I hadn’t met him when I signed up to do it, and I subsequently met him and he’s such a nice guy. This guy is so nice, and I think he’s got a great sense of humor. I hope he maintains that through this because they’re sort of on a pedestal. We’re showing real adoration to them in one form or another. I try to justify it, because quite frankly, if I’m honest, it’s not like me to poke fun at anyone but it is done with affection. When I was in my mid-20s, there was so may different people poking fun at me and, in a way, it’s a sign of appreciation.
It’s a backhanded compliment.
Gary’s voice is very satirical, too.
Exactly. It’s not malicious or intended to be. He’s really got his finger on the pulse, Gary. He’s so smart and so zeitgeisty. I rolled the dice on it, but I’m going to have to mention it to Prince Harry when I next see him, because I’m not going to be able to not. Oddly, I’m sure I’m going to see him at some point, just because of the nature of the universe, it always throws people together.
It does. When you look back on people making fun at you, do you feel like maybe you didn’t get a fair shake?
I don’t look back. I don’t look back in anger. Nobody steps out of the door or onto a set — whoever you are, whether you’re an actor, director or producer — nobody is trying to do bad work. I know when I put my head down at night, I’ve done my best with everything that I’ve ever done. I’ve always given it my all, and I think in a way, if anything, there was a lot of safe play in my career. I’m not really interested in that any more, so I can see how … I mean for Will [in Pirates of the Caribbean], for example, I was playing the straight guy to Johnny [Depp’s] remarkable Jack Sparrow, but it’s not easy to pull that straight guy off, do you know what I mean? And in a way, it was the emotional thread, that relationship between Elizabeth and Will, but I don’t look back with anything. I just look forward with excitement, to be honest now.
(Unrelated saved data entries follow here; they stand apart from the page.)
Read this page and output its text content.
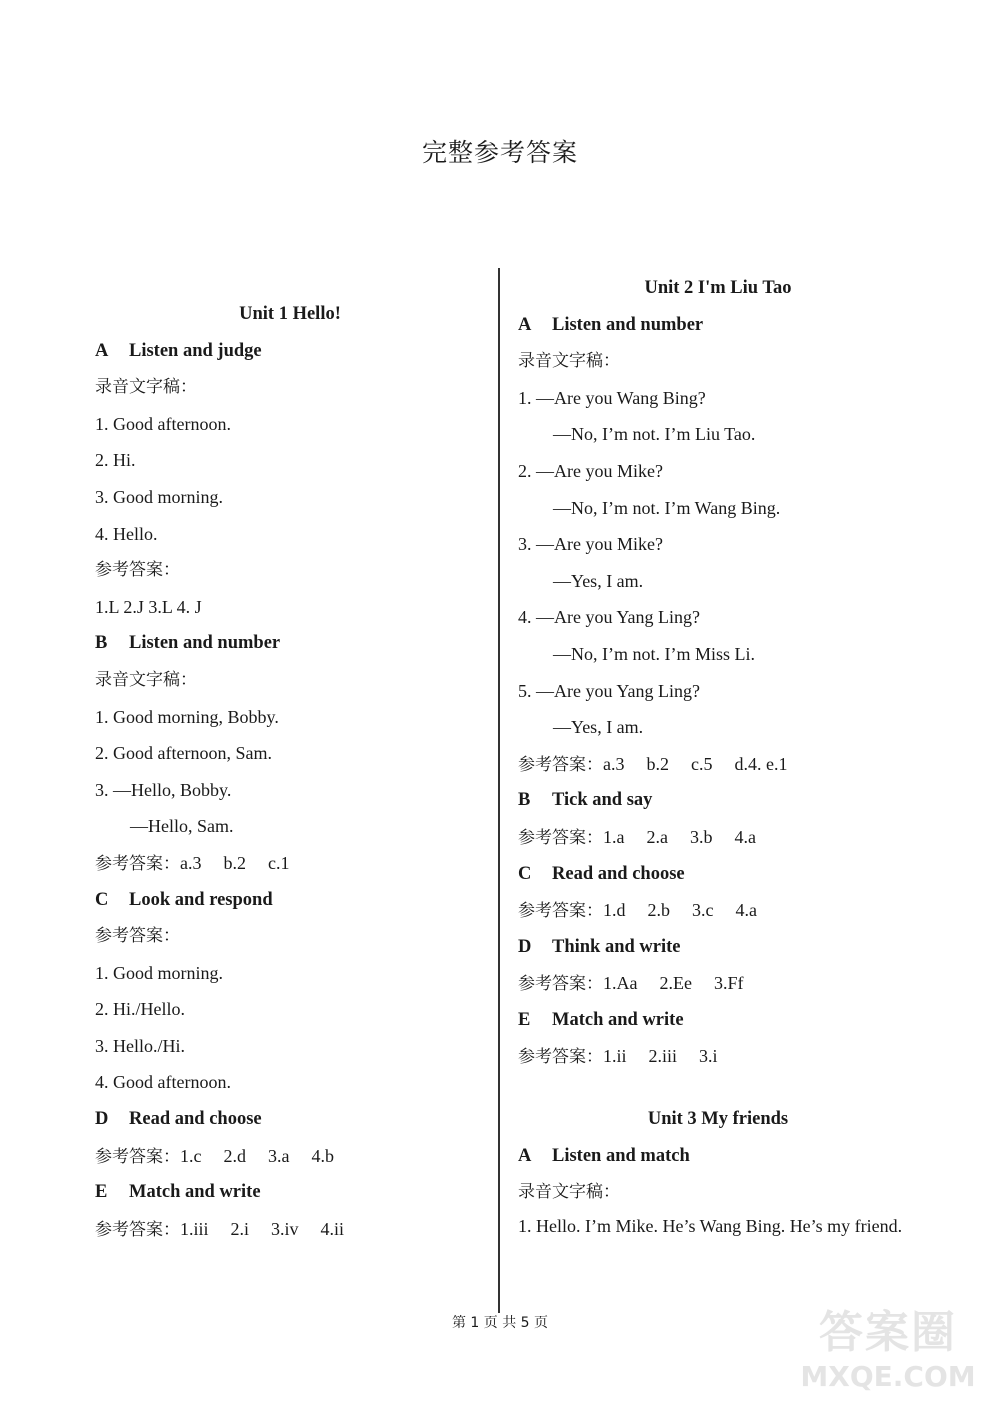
完整参考答案
Unit 1 Hello!
A Listen and judge
录音文字稿：
1. Good afternoon.
2. Hi.
3. Good morning.
4. Hello.
参考答案：
1.L 2.J 3.L 4. J
B Listen and number
录音文字稿：
1. Good morning, Bobby.
2. Good afternoon, Sam.
3. —Hello, Bobby.
—Hello, Sam.
参考答案：a.3 b.2 c.1
C Look and respond
参考答案：
1. Good morning.
2. Hi./Hello.
3. Hello./Hi.
4. Good afternoon.
D Read and choose
参考答案：1.c 2.d 3.a 4.b
E Match and write
参考答案：1.iii 2.i 3.iv 4.ii
Unit 2 I'm Liu Tao
A Listen and number
录音文字稿：
1. —Are you Wang Bing?
—No, I’m not. I’m Liu Tao.
2. —Are you Mike?
—No, I’m not. I’m Wang Bing.
3. —Are you Mike?
—Yes, I am.
4. —Are you Yang Ling?
—No, I’m not. I’m Miss Li.
5. —Are you Yang Ling?
—Yes, I am.
参考答案：a.3 b.2 c.5 d.4. e.1
B Tick and say
参考答案：1.a 2.a 3.b 4.a
C Read and choose
参考答案：1.d 2.b 3.c 4.a
D Think and write
参考答案：1.Aa 2.Ee 3.Ff
E Match and write
参考答案：1.ii 2.iii 3.i
Unit 3 My friends
A Listen and match
录音文字稿：
1. Hello. I’m Mike. He’s Wang Bing. He’s my friend.
第 1 页 共 5 页	答案圈
MXQE.COM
This is where it feels like it’s going to get spicy and interesting, and where the really meaty, juicy roles come. I feel that Malky shows people all the lengths and breadths that I am prepared to go to, so it’s wonderful that it got reviewed that way. That obviously feels good, but I’m not really … it’s interesting that it’s come out at a time like this, like you said, where we can’t celebrate it, like we would normally. I’m doing some press now as the movie is out, but there wasn’t a premiere and there’s no splashy campaign or anything like that. It’s just here’s this thing we did that’s been very honestly offered up for the world, which I think is very fitting for this film and the moment we’re living in.
Before we end, I wanted to say again I’m sorry about your dog. How are you doing?
Thank you. I spent seven days [looking for him]. So, it’s interesting, seven is a number of completion, and then we found his collar on the seventh day. If you spoke to anyone who knew me, they would say that dog was the physical manifestation of my heart. He would always be beside me, in front of me, he was everywhere. He was just joy. He was a gift from Katy. He was so small, he could travel anywhere with me, but he thought he was this giant dog. I could talk about that dog for hours. I loved him so much … But I have this beautiful baby coming, and probably if anything, I’m quite a spiritual, mystical kind of thinker, and maybe the universe was making space for baby girl to come through, so that’s probably what needed to happen.
Interview edited for length and clarity.